Members of the current government feel that straying from natural gas development plans would be a mistake. Mexico has massive untapped basins, particularly in the northern part of the country, and continuing to depend on the US to provide natural gas could be a geopolitical risk, Juan Carlos Zepeda, head commissioner of the national hydrocarbons commission (CNH), has said. US imports are used to meet as much as 85% of Mexico’s natural gas demand.

“There is considerable uncertainty for natural gas vendors, distributors and transporters as to what the new government will do,” the chief energy counsel at Brilliant Energy Consulting and non-resident scholar at the Baker Institute Mexico Center, Miriam Grunstein, told NGW. “Since the liberalisation, Mexican natural gas prices have gone crazy and been very opaque. There needs to be a better system in place that obeys supply and demand. Amlo’s track record has not been strong in creating efficient markets. It’s going to be complicated.”

In the final months ahead of Lopez Obrador’s inauguration on December 1, Mexico plans to auction oil and natural gas rights in more than 40 onshore conventional and shale areas to private producers. The interest of foreign producers, particularly in the shale gas and oil fields offered, has been almost non-existent. To date, only Pemex has qualified to bid for the nine shale areas up for grabs in the northern Burgos basin, a sign that private producers are waiting to see what Amlo will do before committing to long-term investment in Mexico.

“Everyone is waiting to see what will happen and no one really knows what that will be once the Amlo administration begins,” Grunstein said. “There’s a lot of reluctance. This is the calm before the storm.”

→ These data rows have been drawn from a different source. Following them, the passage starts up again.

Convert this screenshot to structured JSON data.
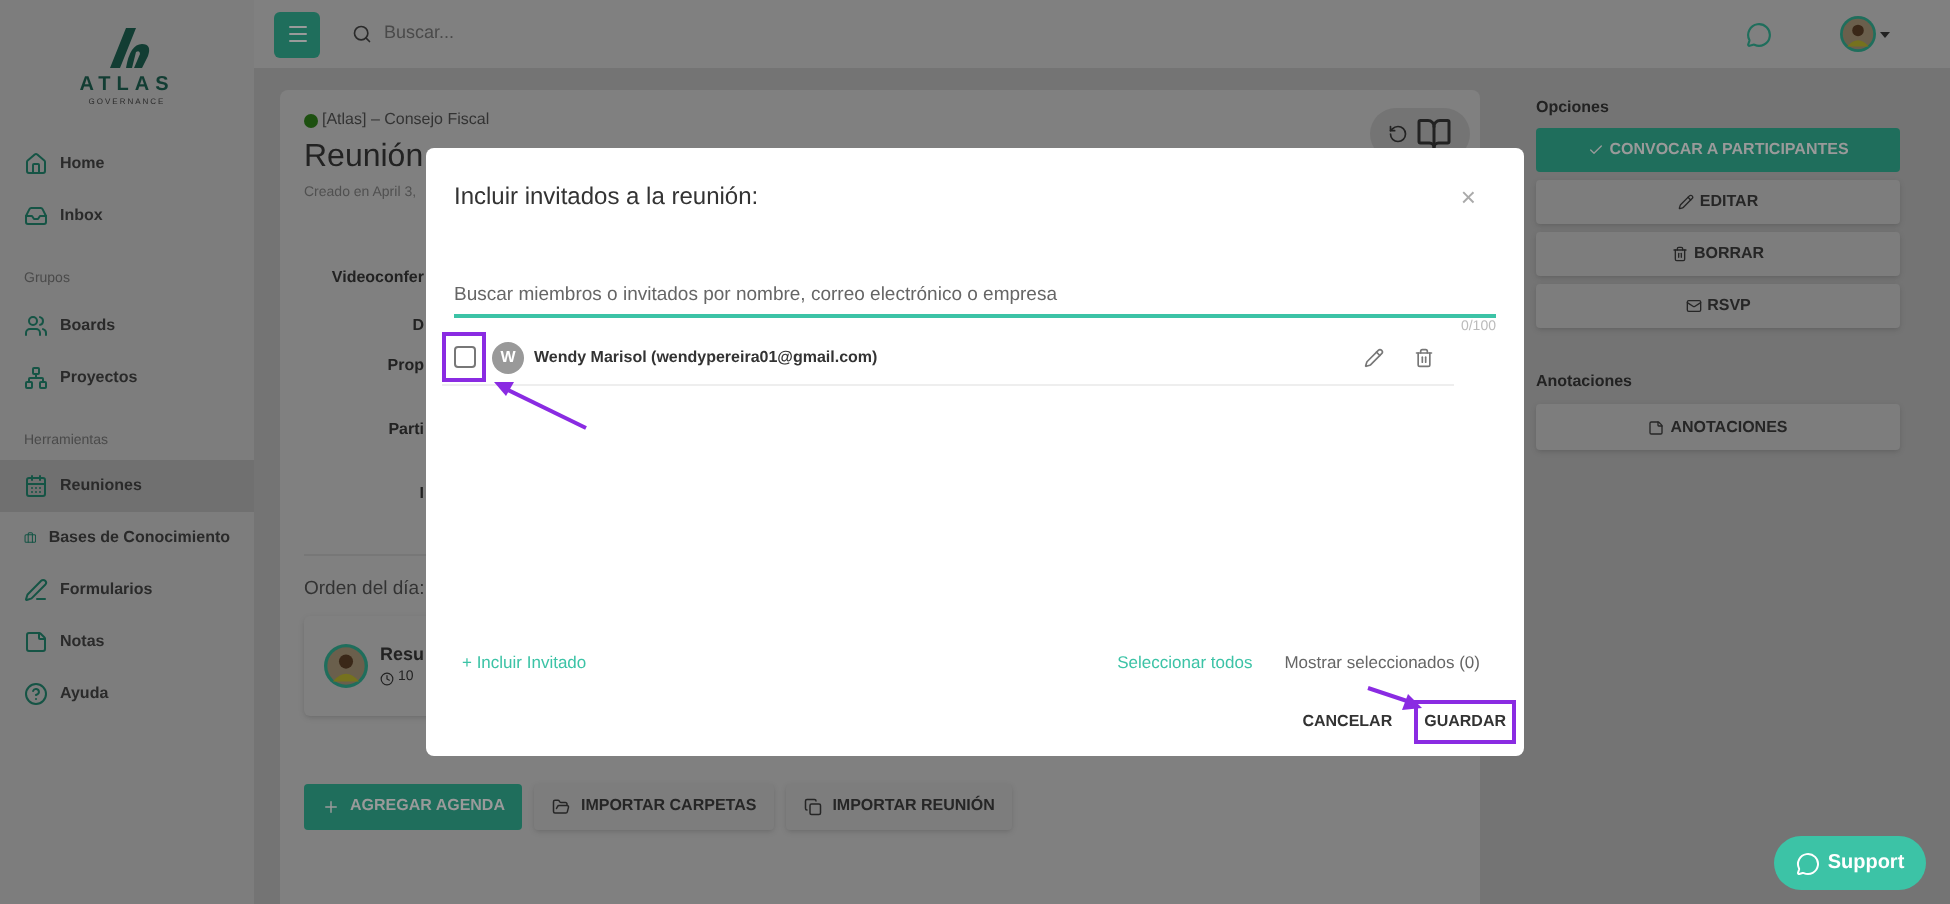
{
  "sidebar": {
    "logo": {
      "name": "ATLAS",
      "tagline": "GOVERNANCE"
    },
    "groups": [
      {
        "items": [
          {
            "label": "Home",
            "selected": false
          },
          {
            "label": "Inbox",
            "selected": false
          }
        ]
      },
      {
        "heading": "Grupos",
        "items": [
          {
            "label": "Boards",
            "selected": false
          },
          {
            "label": "Proyectos",
            "selected": false
          }
        ]
      },
      {
        "heading": "Herramientas",
        "items": [
          {
            "label": "Reuniones",
            "selected": true
          },
          {
            "label": "Bases de Conocimiento",
            "selected": false
          },
          {
            "label": "Formularios",
            "selected": false
          },
          {
            "label": "Notas",
            "selected": false
          },
          {
            "label": "Ayuda",
            "selected": false
          }
        ]
      }
    ]
  },
  "topbar": {
    "search": {
      "placeholder": "Buscar..."
    }
  },
  "meeting": {
    "board": "[Atlas] – Consejo Fiscal",
    "title": "Reunión",
    "created": "Creado en April 3,",
    "field_labels": [
      "Videoconfer",
      "D",
      "Prop",
      "Parti",
      "I"
    ],
    "agenda_heading": "Orden del día:",
    "agenda_item": {
      "title": "Resu",
      "time": "10"
    },
    "buttons": [
      {
        "label": "AGREGAR AGENDA",
        "kind": "primary"
      },
      {
        "label": "IMPORTAR CARPETAS",
        "kind": "secondary"
      },
      {
        "label": "IMPORTAR REUNIÓN",
        "kind": "secondary"
      }
    ]
  },
  "options": {
    "heading": "Opciones",
    "buttons": [
      {
        "label": "CONVOCAR A PARTICIPANTES",
        "kind": "primary"
      },
      {
        "label": "EDITAR",
        "kind": "secondary"
      },
      {
        "label": "BORRAR",
        "kind": "secondary"
      },
      {
        "label": "RSVP",
        "kind": "secondary"
      }
    ]
  },
  "annotations": {
    "heading": "Anotaciones",
    "button": "ANOTACIONES"
  },
  "modal": {
    "title": "Incluir invitados a la reunión:",
    "close": "×",
    "search": {
      "placeholder": "Buscar miembros o invitados por nombre, correo electrónico o empresa"
    },
    "counter": "0/100",
    "members": [
      {
        "initial": "W",
        "name": "Wendy Marisol (wendypereira01@gmail.com)",
        "checked": false
      }
    ],
    "add_link": "+ Incluir Invitado",
    "select_all": "Seleccionar todos",
    "show_selected": "Mostrar seleccionados (0)",
    "actions": [
      {
        "label": "CANCELAR",
        "highlighted": false
      },
      {
        "label": "GUARDAR",
        "highlighted": true
      }
    ]
  },
  "support": "Support"
}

However there is also some confidence that any change will be modest. The CNH is enshrined in the constitution as an independent licensor and regulator, Zepeda told NGW last year when the elections were looming on the horizon. This is believed to be a unique legal arrangement, one that makes it very difficult for any new government to wrest back control over its oil and gas reserves. "It is very unlikely that a single political party could reverse the reform process," he said.


New US export line starts

TransCanada said July 16 it had placed its US$1.2bn Topolobampo Pipeline project into service in northern Mexico, providing capacity for the delivery of 670mn ft3/day of capacity to the states of Chihuahua and Sinaloa as the upstream interconnection with TransCanada’s existing Mazatlan Pipeline.

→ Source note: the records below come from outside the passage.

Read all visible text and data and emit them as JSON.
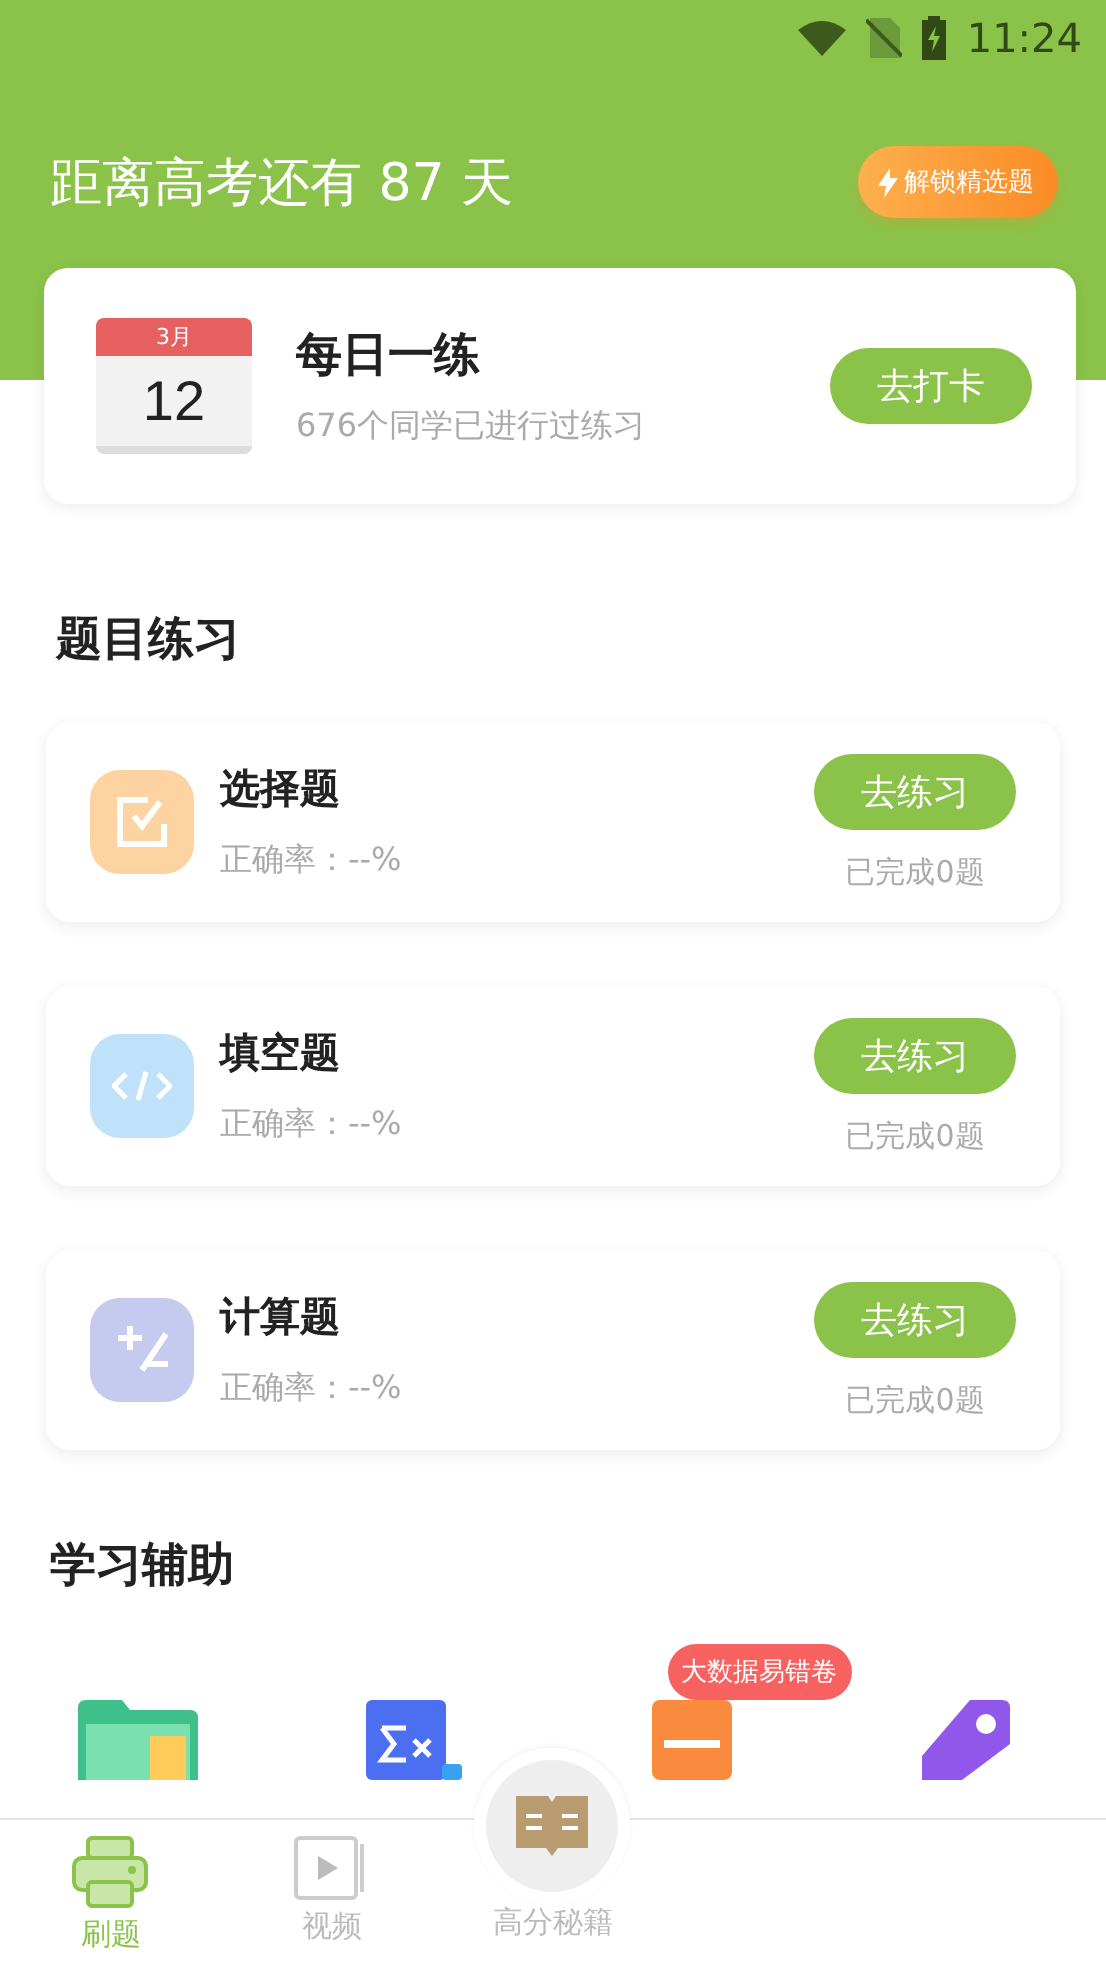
{
  "status_bar": {
    "time": "11:24"
  },
  "header": {
    "countdown": "距离高考还有 87 天",
    "unlock_button": "解锁精选题"
  },
  "daily": {
    "month": "3月",
    "day": "12",
    "title": "每日一练",
    "subtitle": "676个同学已进行过练习",
    "button": "去打卡"
  },
  "practice": {
    "title": "题目练习",
    "items": [
      {
        "kind": "choice",
        "name": "选择题",
        "accuracy": "正确率：--%",
        "button": "去练习",
        "completed": "已完成0题"
      },
      {
        "kind": "fill",
        "name": "填空题",
        "accuracy": "正确率：--%",
        "button": "去练习",
        "completed": "已完成0题"
      },
      {
        "kind": "calc",
        "name": "计算题",
        "accuracy": "正确率：--%",
        "button": "去练习",
        "completed": "已完成0题"
      }
    ]
  },
  "study_aids": {
    "title": "学习辅助",
    "tools": [
      {
        "kind": "folder"
      },
      {
        "kind": "formula"
      },
      {
        "kind": "paper",
        "badge": "大数据易错卷"
      },
      {
        "kind": "tag"
      }
    ]
  },
  "tab_bar": [
    {
      "kind": "print",
      "label": "刷题",
      "selected": true
    },
    {
      "kind": "video",
      "label": "视频",
      "selected": false
    },
    {
      "kind": "book",
      "label": "高分秘籍",
      "selected": false
    }
  ]
}
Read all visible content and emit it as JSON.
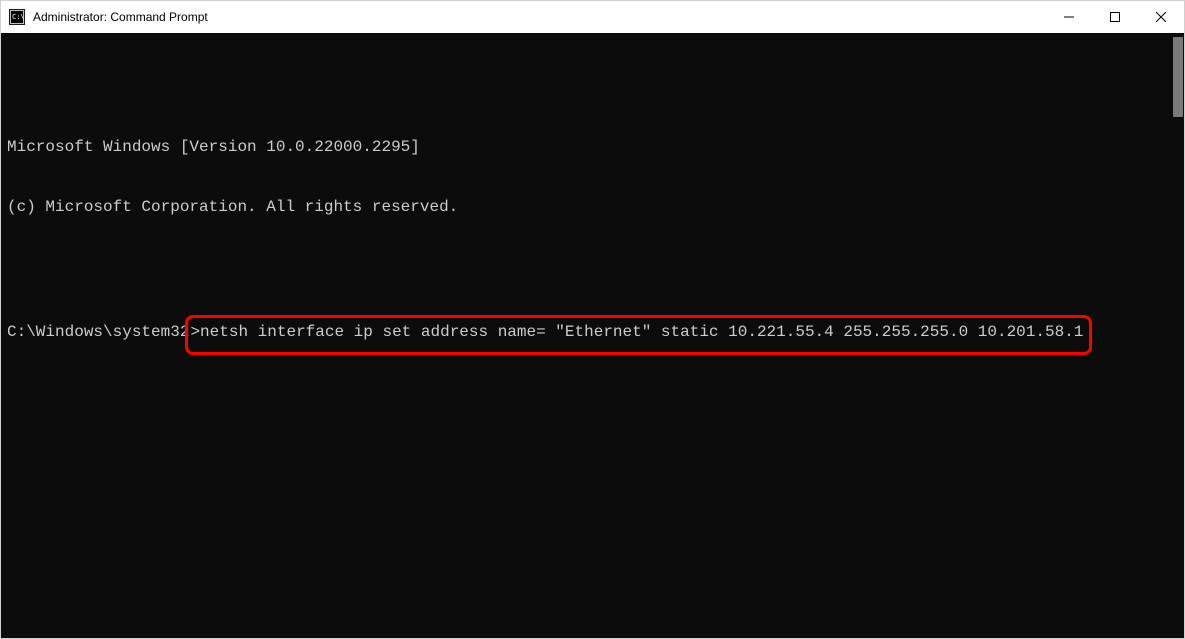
{
  "window": {
    "title": "Administrator: Command Prompt"
  },
  "terminal": {
    "line1": "Microsoft Windows [Version 10.0.22000.2295]",
    "line2": "(c) Microsoft Corporation. All rights reserved.",
    "prompt_path": "C:\\Windows\\system32",
    "prompt_symbol": ">",
    "command": "netsh interface ip set address name= \"Ethernet\" static 10.221.55.4 255.255.255.0 10.201.58.1"
  }
}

The project involved the construction of approximately 560 km (348 miles) of 30-inch diameter pipeline from El Encino, near the city of Chihuahua, to Topolobampo, near the city of Los Mochis, Sinaloa. Combined, the Topolobampo and Mazatlan pipelines form a system that adds over 870 km (540 miles) of critical energy infrastructure that will play a fundamental role in providing natural gas to power plants, industrial and urban markets for the economic development of the northwest region of Mexico.

“The completion of the Topolobampo and Mazatlan pipeline system is an important milestone for TransCanada as we continue to expand our portfolio to deliver natural gas to serve Mexico’s electric generation needs,” TransCanada Mexico president Robert Jones said. “We are developing the infrastructure to feed new power plants and convert existing fuel oil and diesel power plants, thereby reducing both the cost of electricity and greenhouse gas emissions.”

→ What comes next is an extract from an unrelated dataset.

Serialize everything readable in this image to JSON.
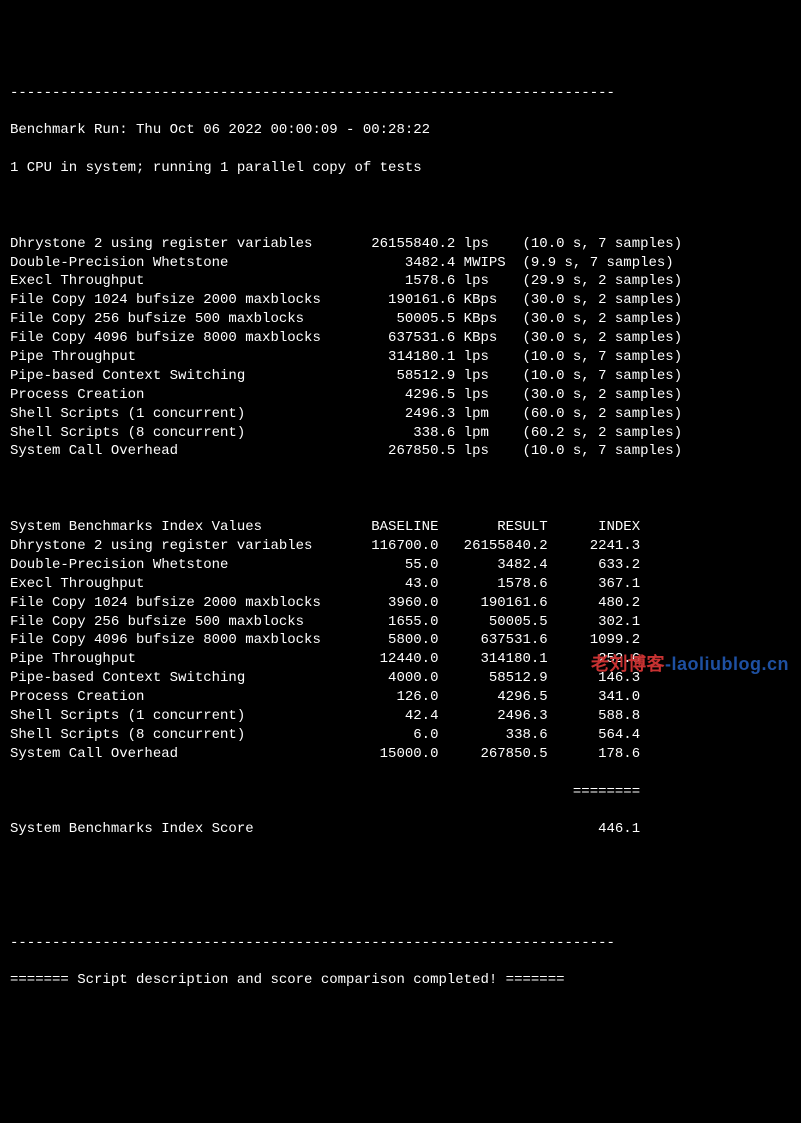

The construction of the Topolobampo Pipeline presented some of the most demanding construction challenges in the country given the route’s geography, which included the Tarahumara mountain range in Chihuahua. TransCanada used innovative techniques such as a raised bore to cross the extreme steep cliff faces and air cranes for transporting pipes to remote locations along the route.

Throughout the course of the project, which was one of the first in Mexico to include government-led indigenous consultations with impacted communities, TransCanada worked closely with landowners and local officials to ensure they were an important part of the development and construction process. Construction work created jobs for nearly 3,500 workers, and achieved more than 10mn man-hours without a lost-time incident.